Und nach vielen Monaten begann ich, einiges zu bemerken. Zum Beispiel war es wirklich bemerkenswert, dass genau in der Zeit, in der Mama krank wurde und nicht mehr zu Hause für uns sorgen konnte, ein Mann aus Pakistan, der gerade Asyl suchte, in unser Familienleben trat und mit der Zeit immer mehr bei uns zu Hause mithalf, bis er bei uns einzog und wie ein weiteres Familienmitglied wurde. Er war vor allem meinem Vater im Haushalt eine große Hilfe.

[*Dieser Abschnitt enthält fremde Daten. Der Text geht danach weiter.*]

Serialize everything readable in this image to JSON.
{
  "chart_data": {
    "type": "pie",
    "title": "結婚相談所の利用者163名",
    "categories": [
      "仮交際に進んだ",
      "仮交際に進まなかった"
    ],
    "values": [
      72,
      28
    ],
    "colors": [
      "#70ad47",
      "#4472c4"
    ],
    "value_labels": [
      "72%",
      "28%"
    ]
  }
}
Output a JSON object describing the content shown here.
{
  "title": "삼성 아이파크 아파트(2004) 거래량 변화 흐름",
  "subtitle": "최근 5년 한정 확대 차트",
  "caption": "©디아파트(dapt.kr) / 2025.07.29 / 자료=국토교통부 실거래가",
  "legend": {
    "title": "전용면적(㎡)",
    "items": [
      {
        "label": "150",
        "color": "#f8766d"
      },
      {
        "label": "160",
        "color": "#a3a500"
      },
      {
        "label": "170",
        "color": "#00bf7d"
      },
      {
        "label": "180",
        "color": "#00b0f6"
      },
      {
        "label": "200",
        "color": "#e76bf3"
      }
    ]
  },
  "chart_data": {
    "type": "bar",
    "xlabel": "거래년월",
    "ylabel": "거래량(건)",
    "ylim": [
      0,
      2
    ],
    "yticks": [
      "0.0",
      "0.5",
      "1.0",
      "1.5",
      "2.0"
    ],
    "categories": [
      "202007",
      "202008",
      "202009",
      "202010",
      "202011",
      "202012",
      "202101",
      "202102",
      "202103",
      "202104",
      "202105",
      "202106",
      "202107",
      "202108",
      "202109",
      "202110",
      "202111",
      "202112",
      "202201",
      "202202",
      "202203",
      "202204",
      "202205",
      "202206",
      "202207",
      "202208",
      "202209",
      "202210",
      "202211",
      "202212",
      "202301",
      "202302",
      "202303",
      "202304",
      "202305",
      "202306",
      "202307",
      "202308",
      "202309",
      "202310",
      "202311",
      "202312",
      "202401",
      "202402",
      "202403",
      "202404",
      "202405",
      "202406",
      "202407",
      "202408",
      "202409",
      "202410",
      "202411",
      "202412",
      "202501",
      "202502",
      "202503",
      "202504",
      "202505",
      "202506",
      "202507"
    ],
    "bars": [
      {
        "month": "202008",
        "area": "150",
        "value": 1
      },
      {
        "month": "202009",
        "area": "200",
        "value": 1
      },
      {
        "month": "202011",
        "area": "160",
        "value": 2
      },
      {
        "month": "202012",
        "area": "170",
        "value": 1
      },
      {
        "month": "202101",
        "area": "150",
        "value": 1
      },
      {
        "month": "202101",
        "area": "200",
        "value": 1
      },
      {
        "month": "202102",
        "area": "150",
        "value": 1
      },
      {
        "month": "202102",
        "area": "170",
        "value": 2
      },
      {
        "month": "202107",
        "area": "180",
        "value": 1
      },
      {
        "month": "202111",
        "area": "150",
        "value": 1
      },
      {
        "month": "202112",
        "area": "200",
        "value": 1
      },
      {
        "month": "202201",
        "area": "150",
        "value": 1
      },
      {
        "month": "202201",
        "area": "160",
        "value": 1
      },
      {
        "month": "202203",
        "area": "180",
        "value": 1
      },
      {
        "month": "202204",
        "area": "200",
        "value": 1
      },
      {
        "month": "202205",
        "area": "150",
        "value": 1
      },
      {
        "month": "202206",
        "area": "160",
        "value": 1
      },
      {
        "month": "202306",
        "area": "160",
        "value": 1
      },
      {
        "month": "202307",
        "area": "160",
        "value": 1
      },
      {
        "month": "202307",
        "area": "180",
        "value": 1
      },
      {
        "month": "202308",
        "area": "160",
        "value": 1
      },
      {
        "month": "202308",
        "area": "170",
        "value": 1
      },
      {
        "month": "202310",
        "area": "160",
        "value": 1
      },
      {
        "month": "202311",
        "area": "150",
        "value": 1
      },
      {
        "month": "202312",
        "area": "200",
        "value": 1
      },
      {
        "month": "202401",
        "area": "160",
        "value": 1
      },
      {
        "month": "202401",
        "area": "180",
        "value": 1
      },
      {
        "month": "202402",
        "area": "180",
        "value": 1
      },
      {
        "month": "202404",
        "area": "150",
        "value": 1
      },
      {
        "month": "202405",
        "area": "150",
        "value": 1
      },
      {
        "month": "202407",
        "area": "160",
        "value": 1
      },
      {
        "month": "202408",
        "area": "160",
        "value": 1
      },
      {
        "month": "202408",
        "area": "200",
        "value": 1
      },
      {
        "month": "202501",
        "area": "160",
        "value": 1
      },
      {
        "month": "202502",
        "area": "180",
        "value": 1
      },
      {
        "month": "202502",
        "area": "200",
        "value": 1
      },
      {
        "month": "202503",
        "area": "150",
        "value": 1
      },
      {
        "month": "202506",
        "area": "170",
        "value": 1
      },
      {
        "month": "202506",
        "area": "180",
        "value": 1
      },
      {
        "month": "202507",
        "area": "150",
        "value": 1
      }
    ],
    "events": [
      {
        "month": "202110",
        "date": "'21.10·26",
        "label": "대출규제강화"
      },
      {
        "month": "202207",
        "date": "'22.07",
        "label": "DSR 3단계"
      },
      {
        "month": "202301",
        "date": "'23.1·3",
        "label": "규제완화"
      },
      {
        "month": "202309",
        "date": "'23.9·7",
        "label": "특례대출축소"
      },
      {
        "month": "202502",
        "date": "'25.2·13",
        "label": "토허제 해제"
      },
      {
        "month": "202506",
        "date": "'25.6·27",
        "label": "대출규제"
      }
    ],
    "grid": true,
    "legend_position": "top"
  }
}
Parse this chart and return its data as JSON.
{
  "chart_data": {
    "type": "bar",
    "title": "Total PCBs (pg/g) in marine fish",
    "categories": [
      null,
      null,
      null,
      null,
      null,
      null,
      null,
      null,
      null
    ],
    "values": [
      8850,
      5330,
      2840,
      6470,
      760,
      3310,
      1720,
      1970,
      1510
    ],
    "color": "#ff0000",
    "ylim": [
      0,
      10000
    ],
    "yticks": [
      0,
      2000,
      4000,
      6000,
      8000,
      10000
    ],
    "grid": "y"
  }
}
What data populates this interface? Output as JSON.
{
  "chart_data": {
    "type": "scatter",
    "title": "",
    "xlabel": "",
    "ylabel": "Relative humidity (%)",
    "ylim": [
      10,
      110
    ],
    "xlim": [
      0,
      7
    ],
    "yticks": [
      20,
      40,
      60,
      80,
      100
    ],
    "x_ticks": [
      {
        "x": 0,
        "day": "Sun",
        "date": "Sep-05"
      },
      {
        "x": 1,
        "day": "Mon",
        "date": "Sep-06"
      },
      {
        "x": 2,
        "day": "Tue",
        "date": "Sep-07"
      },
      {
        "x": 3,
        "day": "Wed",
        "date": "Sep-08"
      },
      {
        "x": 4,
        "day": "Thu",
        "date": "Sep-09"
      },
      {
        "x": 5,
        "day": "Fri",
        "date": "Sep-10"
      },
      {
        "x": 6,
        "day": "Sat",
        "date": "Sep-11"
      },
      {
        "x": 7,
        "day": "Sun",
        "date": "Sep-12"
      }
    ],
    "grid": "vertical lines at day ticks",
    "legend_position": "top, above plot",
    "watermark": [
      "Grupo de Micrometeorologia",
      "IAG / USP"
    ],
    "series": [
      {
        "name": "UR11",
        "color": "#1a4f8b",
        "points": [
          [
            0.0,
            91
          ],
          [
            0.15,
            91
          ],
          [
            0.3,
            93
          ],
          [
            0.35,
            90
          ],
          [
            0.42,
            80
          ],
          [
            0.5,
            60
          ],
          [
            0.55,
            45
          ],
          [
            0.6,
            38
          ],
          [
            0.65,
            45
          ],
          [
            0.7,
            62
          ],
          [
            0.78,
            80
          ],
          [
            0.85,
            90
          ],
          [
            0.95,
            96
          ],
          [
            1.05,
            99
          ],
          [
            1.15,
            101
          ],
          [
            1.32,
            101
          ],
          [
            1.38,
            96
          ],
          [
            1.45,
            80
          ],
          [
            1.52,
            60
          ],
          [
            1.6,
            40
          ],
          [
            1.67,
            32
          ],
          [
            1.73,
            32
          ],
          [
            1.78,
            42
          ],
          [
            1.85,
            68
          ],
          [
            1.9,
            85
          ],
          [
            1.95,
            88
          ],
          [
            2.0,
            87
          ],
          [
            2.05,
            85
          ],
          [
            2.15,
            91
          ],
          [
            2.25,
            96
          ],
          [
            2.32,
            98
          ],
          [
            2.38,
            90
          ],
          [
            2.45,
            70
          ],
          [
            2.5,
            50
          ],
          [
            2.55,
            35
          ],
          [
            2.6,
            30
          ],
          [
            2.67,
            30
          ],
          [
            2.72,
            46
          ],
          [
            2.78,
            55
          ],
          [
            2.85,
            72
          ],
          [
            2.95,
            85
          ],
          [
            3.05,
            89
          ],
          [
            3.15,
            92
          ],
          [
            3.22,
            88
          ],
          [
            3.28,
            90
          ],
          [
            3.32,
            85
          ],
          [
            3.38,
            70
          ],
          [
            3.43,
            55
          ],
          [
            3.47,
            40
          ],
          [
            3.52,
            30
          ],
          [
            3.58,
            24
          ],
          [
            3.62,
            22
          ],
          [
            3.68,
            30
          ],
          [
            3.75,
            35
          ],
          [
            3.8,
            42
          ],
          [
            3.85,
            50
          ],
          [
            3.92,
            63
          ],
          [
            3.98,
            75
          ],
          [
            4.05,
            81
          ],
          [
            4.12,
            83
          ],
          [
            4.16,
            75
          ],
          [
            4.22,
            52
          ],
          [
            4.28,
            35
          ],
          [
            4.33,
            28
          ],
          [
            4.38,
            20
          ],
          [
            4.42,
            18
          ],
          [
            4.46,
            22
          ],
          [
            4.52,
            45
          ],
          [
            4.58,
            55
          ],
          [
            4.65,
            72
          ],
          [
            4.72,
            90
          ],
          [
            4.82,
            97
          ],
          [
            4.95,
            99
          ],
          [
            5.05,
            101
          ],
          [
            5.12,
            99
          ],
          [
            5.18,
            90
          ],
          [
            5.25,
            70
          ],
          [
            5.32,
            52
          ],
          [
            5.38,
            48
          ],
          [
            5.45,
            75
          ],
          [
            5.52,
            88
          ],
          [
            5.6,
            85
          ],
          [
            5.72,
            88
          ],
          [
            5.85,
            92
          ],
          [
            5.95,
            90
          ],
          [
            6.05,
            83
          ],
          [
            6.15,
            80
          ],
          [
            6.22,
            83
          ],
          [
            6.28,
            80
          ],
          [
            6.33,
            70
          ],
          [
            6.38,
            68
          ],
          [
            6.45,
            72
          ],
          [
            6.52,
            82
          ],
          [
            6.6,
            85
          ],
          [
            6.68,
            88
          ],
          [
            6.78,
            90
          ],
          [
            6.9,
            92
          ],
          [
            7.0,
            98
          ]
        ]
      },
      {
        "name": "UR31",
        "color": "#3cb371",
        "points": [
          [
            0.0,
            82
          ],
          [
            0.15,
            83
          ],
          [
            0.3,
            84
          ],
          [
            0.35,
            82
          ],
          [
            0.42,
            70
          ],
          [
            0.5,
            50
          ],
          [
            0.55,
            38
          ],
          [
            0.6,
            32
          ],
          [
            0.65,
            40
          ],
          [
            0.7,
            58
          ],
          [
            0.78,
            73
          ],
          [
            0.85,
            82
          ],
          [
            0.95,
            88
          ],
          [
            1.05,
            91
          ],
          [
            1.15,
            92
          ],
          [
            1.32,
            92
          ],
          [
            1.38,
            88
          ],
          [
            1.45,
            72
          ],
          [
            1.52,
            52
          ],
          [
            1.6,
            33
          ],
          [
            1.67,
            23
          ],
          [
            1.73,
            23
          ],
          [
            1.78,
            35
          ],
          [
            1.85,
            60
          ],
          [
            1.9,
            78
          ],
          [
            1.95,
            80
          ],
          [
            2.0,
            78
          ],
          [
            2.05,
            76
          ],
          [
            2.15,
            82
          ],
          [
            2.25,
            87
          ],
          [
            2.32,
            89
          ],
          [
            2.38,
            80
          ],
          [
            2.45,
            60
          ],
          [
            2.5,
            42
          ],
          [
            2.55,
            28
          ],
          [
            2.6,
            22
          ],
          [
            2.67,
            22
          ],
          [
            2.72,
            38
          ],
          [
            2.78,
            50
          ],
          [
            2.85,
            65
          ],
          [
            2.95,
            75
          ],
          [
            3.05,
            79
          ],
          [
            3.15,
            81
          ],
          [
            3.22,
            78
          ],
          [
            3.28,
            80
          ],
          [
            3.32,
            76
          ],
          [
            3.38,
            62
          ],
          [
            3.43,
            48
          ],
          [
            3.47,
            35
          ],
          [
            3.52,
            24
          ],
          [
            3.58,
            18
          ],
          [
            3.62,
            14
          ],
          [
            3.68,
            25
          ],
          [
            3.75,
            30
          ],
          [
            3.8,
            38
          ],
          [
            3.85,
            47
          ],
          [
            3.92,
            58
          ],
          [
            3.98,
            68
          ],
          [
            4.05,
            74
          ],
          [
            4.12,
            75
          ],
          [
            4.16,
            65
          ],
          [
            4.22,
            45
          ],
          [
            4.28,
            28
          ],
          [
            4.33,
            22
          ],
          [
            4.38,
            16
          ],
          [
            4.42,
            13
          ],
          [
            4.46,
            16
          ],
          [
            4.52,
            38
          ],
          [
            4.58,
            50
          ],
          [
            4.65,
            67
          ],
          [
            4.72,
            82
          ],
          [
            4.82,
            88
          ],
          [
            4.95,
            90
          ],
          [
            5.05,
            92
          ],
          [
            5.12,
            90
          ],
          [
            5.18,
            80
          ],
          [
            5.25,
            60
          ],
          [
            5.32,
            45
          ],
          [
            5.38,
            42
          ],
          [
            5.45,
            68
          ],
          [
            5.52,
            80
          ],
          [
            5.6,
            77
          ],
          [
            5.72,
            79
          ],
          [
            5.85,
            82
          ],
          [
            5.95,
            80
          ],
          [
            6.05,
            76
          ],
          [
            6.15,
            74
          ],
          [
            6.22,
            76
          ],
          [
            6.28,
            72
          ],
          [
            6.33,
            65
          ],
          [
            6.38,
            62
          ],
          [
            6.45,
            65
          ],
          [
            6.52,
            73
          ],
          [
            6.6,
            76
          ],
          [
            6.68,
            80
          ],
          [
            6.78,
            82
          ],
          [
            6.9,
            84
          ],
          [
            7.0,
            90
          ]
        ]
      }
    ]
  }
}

Oder unsere ehemalige Vermieterin, zu der wir schon immer Kontakt hatten. Sie ist ehrenamtliche Sterbebegleiterin und war in den letzten Wochen vor dem Tod meiner Mutter sehr oft bei uns und auch danach. Dann gab es noch mehrere Frauen, die vor allem nach dem Tod meiner Mutter für meine Schwestern und für mich da waren und uns unterstützten. Nicht zu vergessen meine zwei engsten Freundinnen, die die ganze Zeit über an meiner Seite waren und auf die ich mich verlassen konnte. Und dann waren da noch die vielen Menschen, die uns die ganze Zeit über im Gebet trugen.

Diese ganze Unterstützung habe ich in dem Jahr nach dem Tod meiner Mutter nicht wahrgenommen. Ich fühlte mich gottverlassen und alleine in meiner Trauer, hab mich selbst bemitleidet und schwarzgesehen. Erst jetzt, nach fünf Jahren, kann ich wirklich erkennen, wie sehr Gott die ganze Zeit an meiner Seite war – in den Menschen, die mir und meiner Familie halfen. Erst jetzt kann ich wirklich sehen, dass ich nie wirklich alleine war. Ich bin heute unglaublich dankbar für die Menschen, die so eine große Stütze waren. Ich bin so dankbar für die Familie, die ich habe, und für meine Freunde. Mehr als alles andere bin ich Gott dankbar, dafür, wie gut er sorgt, auch wenn ich es nicht erkennen und nicht fühlen kann. Heute kann ich sagen, ich bin mir seiner Gegenwart und seiner bedingungslosen Liebe gewiss.

Gott war an meiner Seite

Ich möchte jeden ermutigen und trösten, der gerade jemanden verloren hat, von Schmerz erfüllt ist und vielleicht das Gefühl hat, dass Gott ganz weit weg ist. Ich habe mich genauso gefühlt, und manchmal kann man blind sein für Gottes Liebe und Gegenwart, gerade dann, wenn man sie eigentlich am meisten braucht. Ich möchte ermutigen zu vertrauen, dass man nie tiefer fallen kann als in Gottes Hände. Auch wenn ich das selber kaum begreifen, sondern es nur im Rückblick auf die schwierige Zeit feststellen kann. Nicht alles passiert aus einem bestimmten Grund. Aber wo dir Leid begegnet, kann ich bezeugen, dass Gott immer da ist, und du sein Wirken, seine Gnade und Hilfe sehen und spüren kannst, wenn du nur danach suchst.